Late lessons

It’s been a while, too long, since I last blogged or even wanted to. It feels like much more time has passed since the month since my last post and – in truth – I’ve been wrapped up in so much I haven’t wanted to. So I gave myself a pass to not feel guilty or compelled to do so. Instead, I let myself focus on my own feelings and on the things I’ve needed to put my energy into. So very little time exists to achieve anything at all, I have been more selective lately on what I can and cannot do. This doesn’t come naturally to me, at all, so I let a blogging hiatus happen in order to deal with and achieve other stuff. Like good friends, I think time passed and you just pick up where you left off… Doing things only out of duty absorbs all joy from activities or friendships, otherwise.

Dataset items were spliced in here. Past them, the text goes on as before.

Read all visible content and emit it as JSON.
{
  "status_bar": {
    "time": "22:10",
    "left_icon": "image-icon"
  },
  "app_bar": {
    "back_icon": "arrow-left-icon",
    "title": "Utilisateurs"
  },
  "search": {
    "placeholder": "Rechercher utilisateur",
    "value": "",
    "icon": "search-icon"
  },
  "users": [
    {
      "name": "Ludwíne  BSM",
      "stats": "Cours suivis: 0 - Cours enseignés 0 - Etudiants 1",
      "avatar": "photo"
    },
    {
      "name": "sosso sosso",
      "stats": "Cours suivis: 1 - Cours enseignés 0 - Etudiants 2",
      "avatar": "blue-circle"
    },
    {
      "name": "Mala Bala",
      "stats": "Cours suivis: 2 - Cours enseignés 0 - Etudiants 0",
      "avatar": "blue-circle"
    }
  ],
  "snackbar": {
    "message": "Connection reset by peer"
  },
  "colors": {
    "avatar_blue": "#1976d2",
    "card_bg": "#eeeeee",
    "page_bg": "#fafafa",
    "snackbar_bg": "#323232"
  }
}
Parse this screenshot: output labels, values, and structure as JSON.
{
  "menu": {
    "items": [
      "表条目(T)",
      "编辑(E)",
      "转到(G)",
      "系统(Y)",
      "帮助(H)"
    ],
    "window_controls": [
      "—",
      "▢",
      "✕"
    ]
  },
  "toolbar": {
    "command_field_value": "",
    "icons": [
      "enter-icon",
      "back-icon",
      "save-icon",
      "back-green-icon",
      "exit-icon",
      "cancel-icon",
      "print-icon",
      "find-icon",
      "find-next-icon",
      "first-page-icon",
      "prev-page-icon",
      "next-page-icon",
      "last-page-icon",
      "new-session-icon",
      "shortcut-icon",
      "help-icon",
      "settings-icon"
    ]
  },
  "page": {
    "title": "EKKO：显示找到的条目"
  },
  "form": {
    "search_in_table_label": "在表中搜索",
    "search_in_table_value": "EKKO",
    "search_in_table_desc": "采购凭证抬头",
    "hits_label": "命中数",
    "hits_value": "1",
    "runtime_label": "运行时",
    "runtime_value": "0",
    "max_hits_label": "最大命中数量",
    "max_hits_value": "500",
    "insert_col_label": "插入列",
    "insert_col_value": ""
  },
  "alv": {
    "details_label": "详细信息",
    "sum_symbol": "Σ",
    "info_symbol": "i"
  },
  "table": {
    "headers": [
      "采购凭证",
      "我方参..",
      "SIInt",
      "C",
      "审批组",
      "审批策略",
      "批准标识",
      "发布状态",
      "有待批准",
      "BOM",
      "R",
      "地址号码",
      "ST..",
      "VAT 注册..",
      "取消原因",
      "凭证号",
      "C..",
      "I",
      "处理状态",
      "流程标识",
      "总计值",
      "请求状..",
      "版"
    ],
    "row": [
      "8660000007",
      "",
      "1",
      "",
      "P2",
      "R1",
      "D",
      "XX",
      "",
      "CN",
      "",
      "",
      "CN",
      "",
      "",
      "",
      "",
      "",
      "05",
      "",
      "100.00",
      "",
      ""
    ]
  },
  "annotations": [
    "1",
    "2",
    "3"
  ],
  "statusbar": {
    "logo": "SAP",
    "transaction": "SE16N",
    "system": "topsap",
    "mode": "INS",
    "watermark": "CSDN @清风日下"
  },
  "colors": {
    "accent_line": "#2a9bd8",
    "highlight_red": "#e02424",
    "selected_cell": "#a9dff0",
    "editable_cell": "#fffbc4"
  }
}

But this morning, reading My Big Shouting Day with Emilia, I felt the stirrings of wanting to write again and to reconnect. It was a big shouting day for both of us, really – which is why we came to be reading a book so-called and why we even own it. Being able to connect with books like this – and have a wry giggle at our weaknesses – is the best thing about behaving like a tit now and then. My daughter seems to have inherited my fire (or I still act like a three year old) and so, god help us both, one of the best things I can teach her is how to laugh at herself. I’d suggest how to control herself, also, but I need to learn that myself first, too.
And so to bed. I can’t promise another blog before the month is out. Let’s just see how we roll.